I have a hard time believing that kids need to have camps to get exposure. With the prevalence of HUDL and other similar highlight reel type things I'm fairly confident that any kid who plays high school football in the US would be able to get his film out there.

Instead of complaining that PSU was holding a 757 camp, we could have done one too.

Well, we couldn't because the ACC wouldn't allow it. Right?

You can make the argument that allowing the practice will skew recruiting to teams with big budgets, but now all this is doing is skewing it to teams with fertile recruiting grounds. How is that better?

I don't buy that logic. Teams all over the country have been recruiting kids from fertile recruiting grounds for years and years without satellite camps. I don't see how taking the camps away hinders schools from recruiting rich areas.

now you are screwing teams like Texas Tech and other isolated schools that were holding them in their own state. Now they have no access to the majority of Texas kids and they weren't even "encroaching" on other territories.

I'd actually be really interested to hear TT's perspective on this. On the one hand, they can't hold camps in their own state so maybe that hurts their outreach. On the other hand, based on your argument that schools in fertile recruiting grounds benefit from the banishment of the practice, TT would have to like the fact this practice is banned since Texas is such a rich recruiting area, right?

I think that your argument that TT, which is in a rich recruiting area, is getting screwed by the practice being banned directly contradicts your argument that teams in rich recruiting areas stand to benefit from the practice being banned since outside schools can no longer recruit TT's recruit-rich home state (Texas).

My favorite Crowell quote...

"Going in, I didn't know what to think of him," Crowell said. "But when I got there and started talking to him, I realized he was a really humble dude, he's a brilliant guy, he's bright, he's got a great vision when it comes to the program, and not just football, but developing young men as well. Preparing them for the next 50 years, not just four years, and I thought he had a real good handle on that. I loved everything about him."
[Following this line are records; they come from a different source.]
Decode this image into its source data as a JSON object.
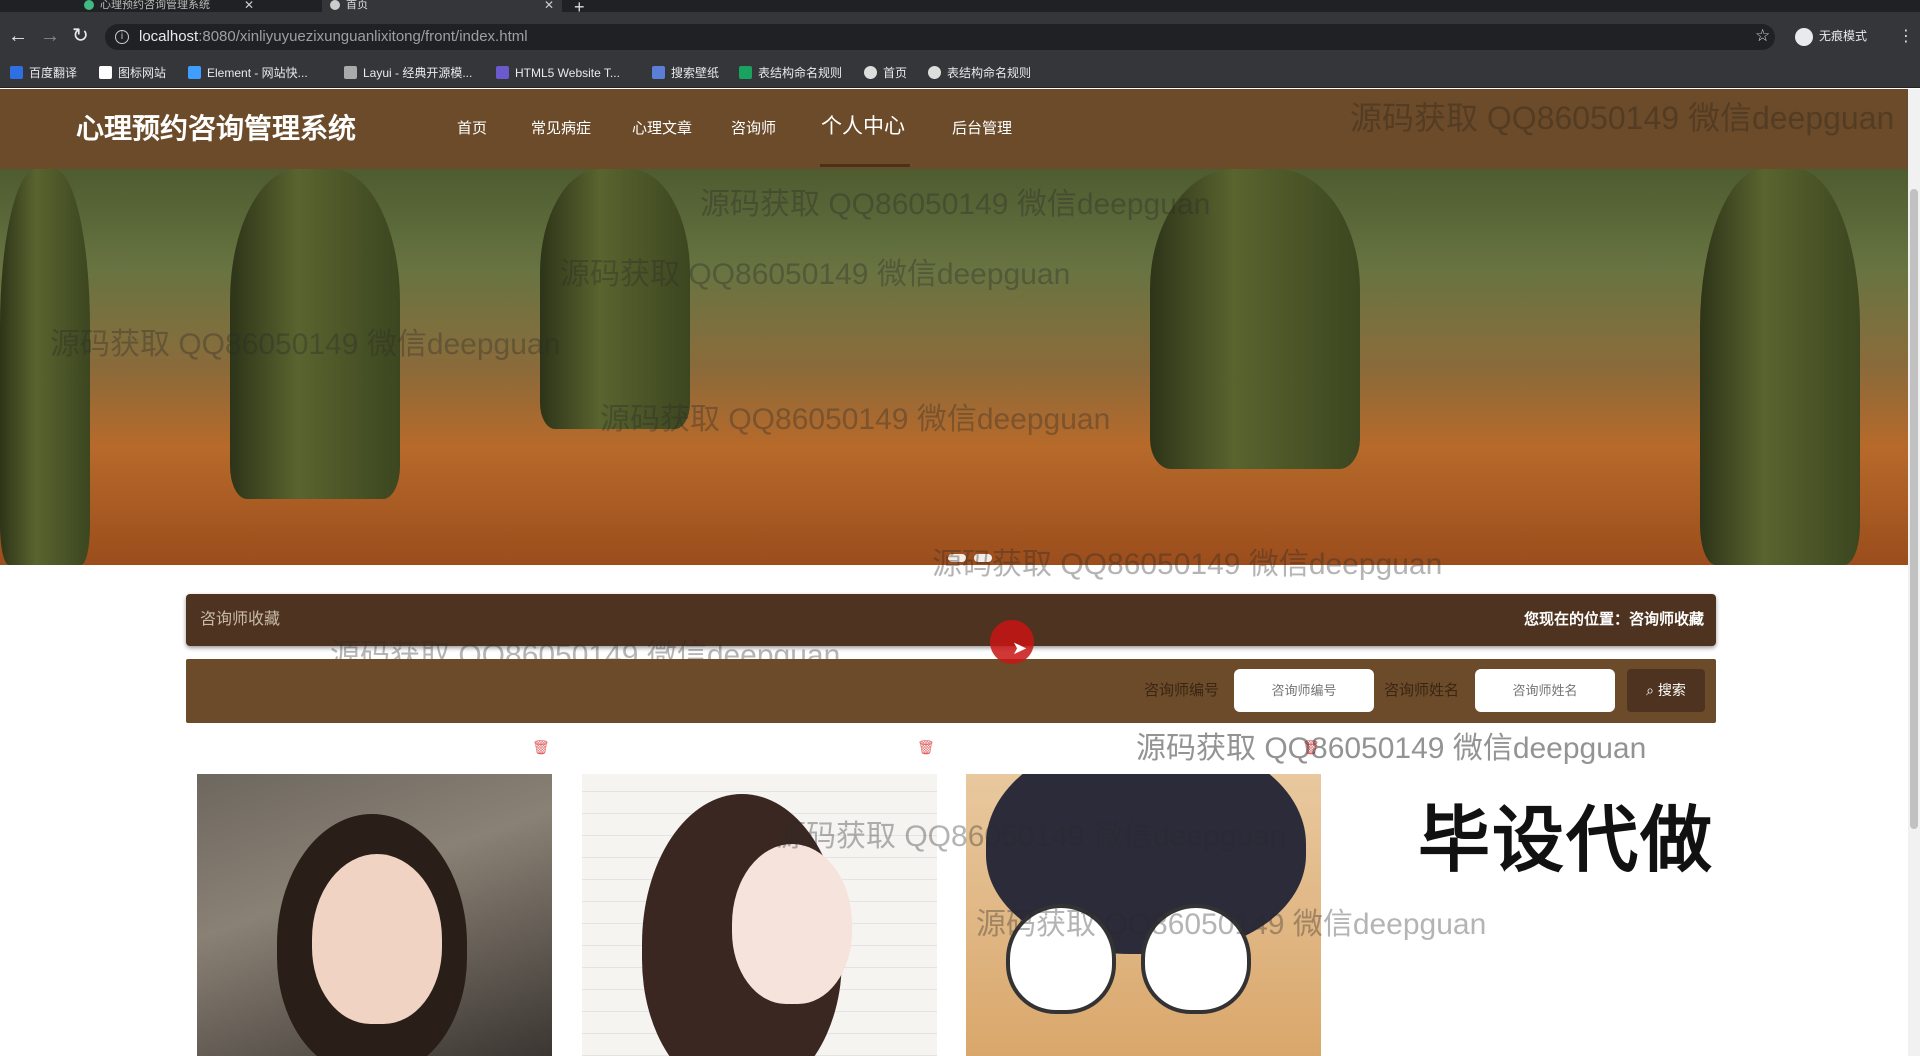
{
  "browser": {
    "tabs": [
      {
        "title": "心理预约咨询管理系统"
      },
      {
        "title": "首页"
      }
    ],
    "url_host": "localhost",
    "url_path": ":8080/xinliyuyuezixunguanlixitong/front/index.html",
    "profile_label": "无痕模式",
    "bookmarks": [
      {
        "label": "百度翻译"
      },
      {
        "label": "图标网站"
      },
      {
        "label": "Element - 网站快..."
      },
      {
        "label": "Layui - 经典开源模..."
      },
      {
        "label": "HTML5 Website T..."
      },
      {
        "label": "搜索壁纸"
      },
      {
        "label": "表结构命名规则"
      },
      {
        "label": "首页"
      },
      {
        "label": "表结构命名规则"
      }
    ]
  },
  "site": {
    "title": "心理预约咨询管理系统",
    "nav": [
      {
        "label": "首页"
      },
      {
        "label": "常见病症"
      },
      {
        "label": "心理文章"
      },
      {
        "label": "咨询师"
      },
      {
        "label": "个人中心"
      },
      {
        "label": "后台管理"
      }
    ],
    "active_nav": "个人中心"
  },
  "breadcrumb": {
    "section": "咨询师收藏",
    "location": "您现在的位置：咨询师收藏"
  },
  "search": {
    "id_label": "咨询师编号",
    "id_placeholder": "咨询师编号",
    "name_label": "咨询师姓名",
    "name_placeholder": "咨询师姓名",
    "button_label": "搜索"
  },
  "promo_text": "毕设代做",
  "watermark": "源码获取 QQ86050149 微信deepguan",
  "colors": {
    "header_bg": "#6b4b2a",
    "dark_brown": "#4e3420",
    "delete_icon": "#e06060"
  }
}
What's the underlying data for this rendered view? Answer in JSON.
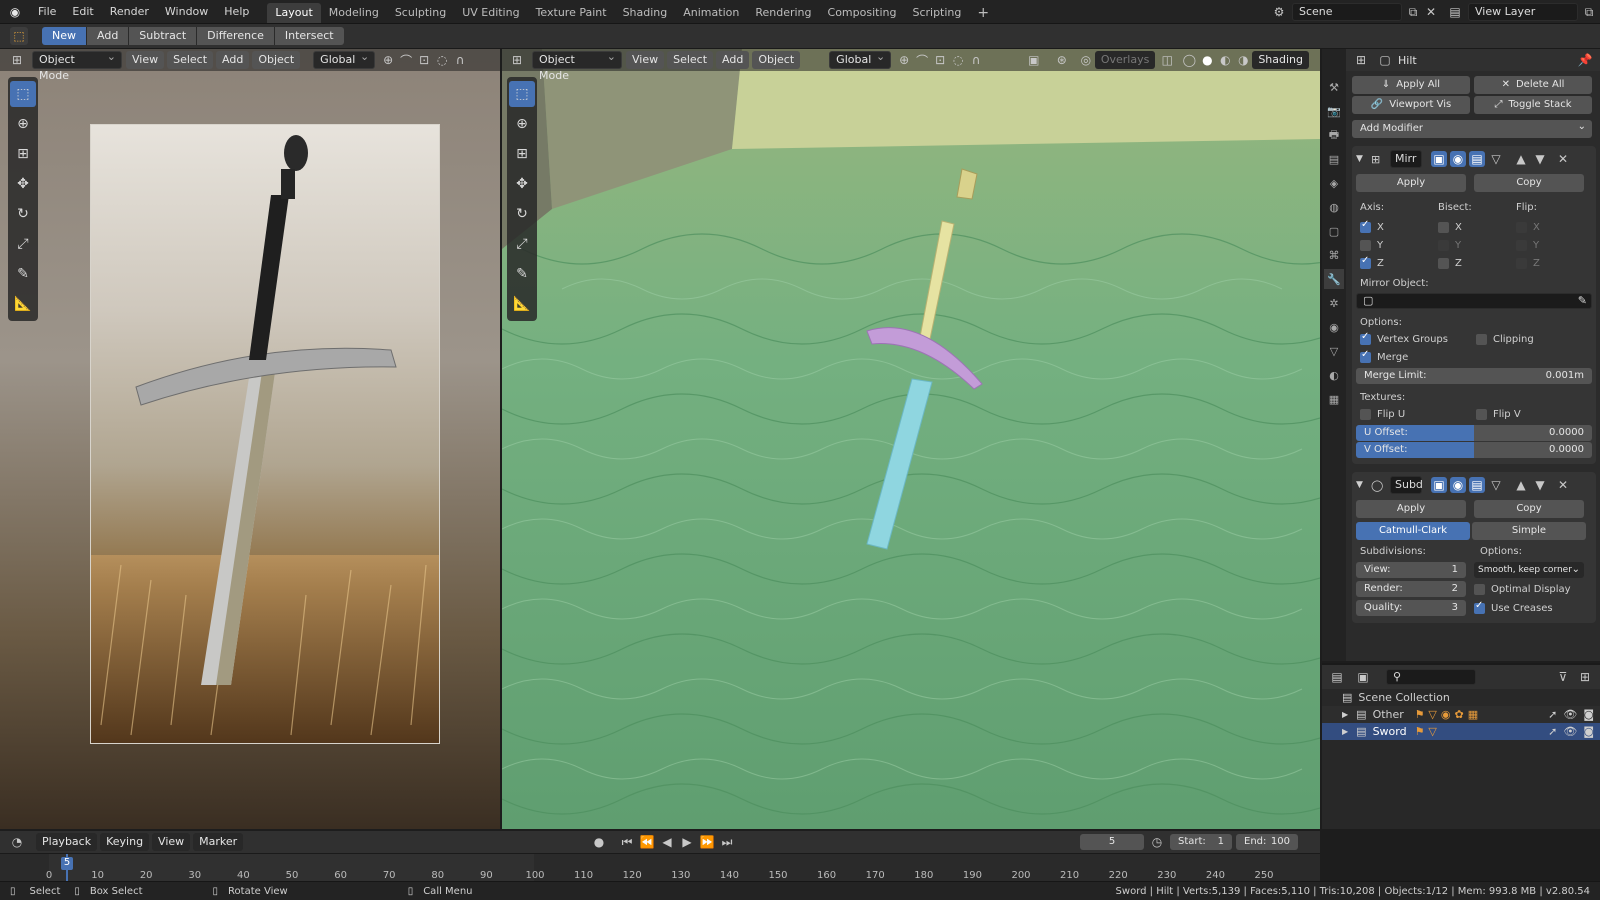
{
  "app": {
    "menu": [
      "File",
      "Edit",
      "Render",
      "Window",
      "Help"
    ],
    "workspaces": [
      "Layout",
      "Modeling",
      "Sculpting",
      "UV Editing",
      "Texture Paint",
      "Shading",
      "Animation",
      "Rendering",
      "Compositing",
      "Scripting"
    ],
    "active_workspace": "Layout",
    "add_workspace": "+",
    "scene": "Scene",
    "view_layer": "View Layer"
  },
  "tool_header": {
    "modes": [
      "New",
      "Add",
      "Subtract",
      "Difference",
      "Intersect"
    ],
    "active": "New"
  },
  "left_viewport": {
    "mode": "Object Mode",
    "menus": [
      "View",
      "Select",
      "Add",
      "Object"
    ],
    "transform": "Global"
  },
  "main_viewport": {
    "mode": "Object Mode",
    "menus": [
      "View",
      "Select",
      "Add",
      "Object"
    ],
    "transform": "Global",
    "overlays": "Overlays",
    "shading": "Shading"
  },
  "properties": {
    "object_name": "Hilt",
    "apply_all": "Apply All",
    "delete_all": "Delete All",
    "viewport_vis": "Viewport Vis",
    "toggle_stack": "Toggle Stack",
    "add_modifier": "Add Modifier",
    "mirror": {
      "name": "Mirr",
      "apply": "Apply",
      "copy": "Copy",
      "axis_label": "Axis:",
      "bisect_label": "Bisect:",
      "flip_label": "Flip:",
      "axes": [
        "X",
        "Y",
        "Z"
      ],
      "axis_checked": [
        true,
        false,
        true
      ],
      "mirror_object_label": "Mirror Object:",
      "options_label": "Options:",
      "vertex_groups": "Vertex Groups",
      "clipping": "Clipping",
      "merge": "Merge",
      "merge_limit_label": "Merge Limit:",
      "merge_limit_value": "0.001m",
      "textures_label": "Textures:",
      "flip_u": "Flip U",
      "flip_v": "Flip V",
      "u_offset_label": "U Offset:",
      "u_offset_value": "0.0000",
      "v_offset_label": "V Offset:",
      "v_offset_value": "0.0000"
    },
    "subsurf": {
      "name": "Subd",
      "apply": "Apply",
      "copy": "Copy",
      "catmull": "Catmull-Clark",
      "simple": "Simple",
      "subdivisions_label": "Subdivisions:",
      "options_label": "Options:",
      "view_label": "View:",
      "view_value": "1",
      "render_label": "Render:",
      "render_value": "2",
      "quality_label": "Quality:",
      "quality_value": "3",
      "uv_smooth": "Smooth, keep corners",
      "optimal_display": "Optimal Display",
      "use_creases": "Use Creases"
    }
  },
  "outliner": {
    "root": "Scene Collection",
    "items": [
      {
        "label": "Other",
        "selected": false
      },
      {
        "label": "Sword",
        "selected": true
      }
    ]
  },
  "timeline": {
    "menus": [
      "Playback",
      "Keying",
      "View",
      "Marker"
    ],
    "current_frame": "5",
    "start_label": "Start:",
    "start": "1",
    "end_label": "End:",
    "end": "100",
    "ticks": [
      "0",
      "10",
      "20",
      "30",
      "40",
      "50",
      "60",
      "70",
      "80",
      "90",
      "100",
      "110",
      "120",
      "130",
      "140",
      "150",
      "160",
      "170",
      "180",
      "190",
      "200",
      "210",
      "220",
      "230",
      "240",
      "250"
    ],
    "playhead_label": "5"
  },
  "statusbar": {
    "select": "Select",
    "box_select": "Box Select",
    "rotate_view": "Rotate View",
    "call_menu": "Call Menu",
    "stats": "Sword | Hilt | Verts:5,139 | Faces:5,110 | Tris:10,208 | Objects:1/12 | Mem: 993.8 MB | v2.80.54"
  }
}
That's good stuff right there. This kid's going to be OK.

Take the geography out of it and it's still wrong. It reinforces a "haves" vs. "have-nots" environment that is unsustainable. Does every school have the budget that Michigan does to jet-set around the country wherever they'd like to showcase their program? No. Now, I don't necessarily think we need to have enforced equality (or the illusion thereof) here, but for an organization (the NCAA, and by proxy, the conference commissioners) that steadfastly claims academics over athletics in the growing face of college football as business, the only justifiable move is to maintain equality in matters like these. Huge entities with massive budgets now cannot crush the little guy.

Of course it cant work in reverse. "All" the talent is in the south. Does that mean only the south should have access to them? So now instead of everyone being able to access all players, teams have to stay localized?

Not surprised at all to see TKP backing up this exclusionary ruling after the hissy fit it threw about the PSU satellite camps at ODU. As if Virginia players belong to us. How dare an outsider take our kids

Well, personally I think you're bass-ackwards on this one. These satellite camps were a gimmick to allow major programs to recruit without it coming out of the recruiting budget or falling under recruiting guidelines. It wasn't a "recruiting visit," it was a "camp." The SEC and ACC saw them for what they were and banned them, while the B1G, probably realizes their own backyard isn't exactly fertile soil for the type of high school recruit that championship-level P5 football targets right now, and was all about getting into recruiting hotbeds.

The reason it was unfair is that it can't work in reverse. Sure, we could do satellite camps in Texas and California, but we don't need to. We are already located in close proximity to a recruiting hotbed. And nobody is going to be knocking down doors to set up a satellite camp in Indiana or Iowa. The B1G was in a position to gain everything and lose nothing from this practice. Literally every other conference stood to lose from this setup. It is absolutely a no-brainer to ban them.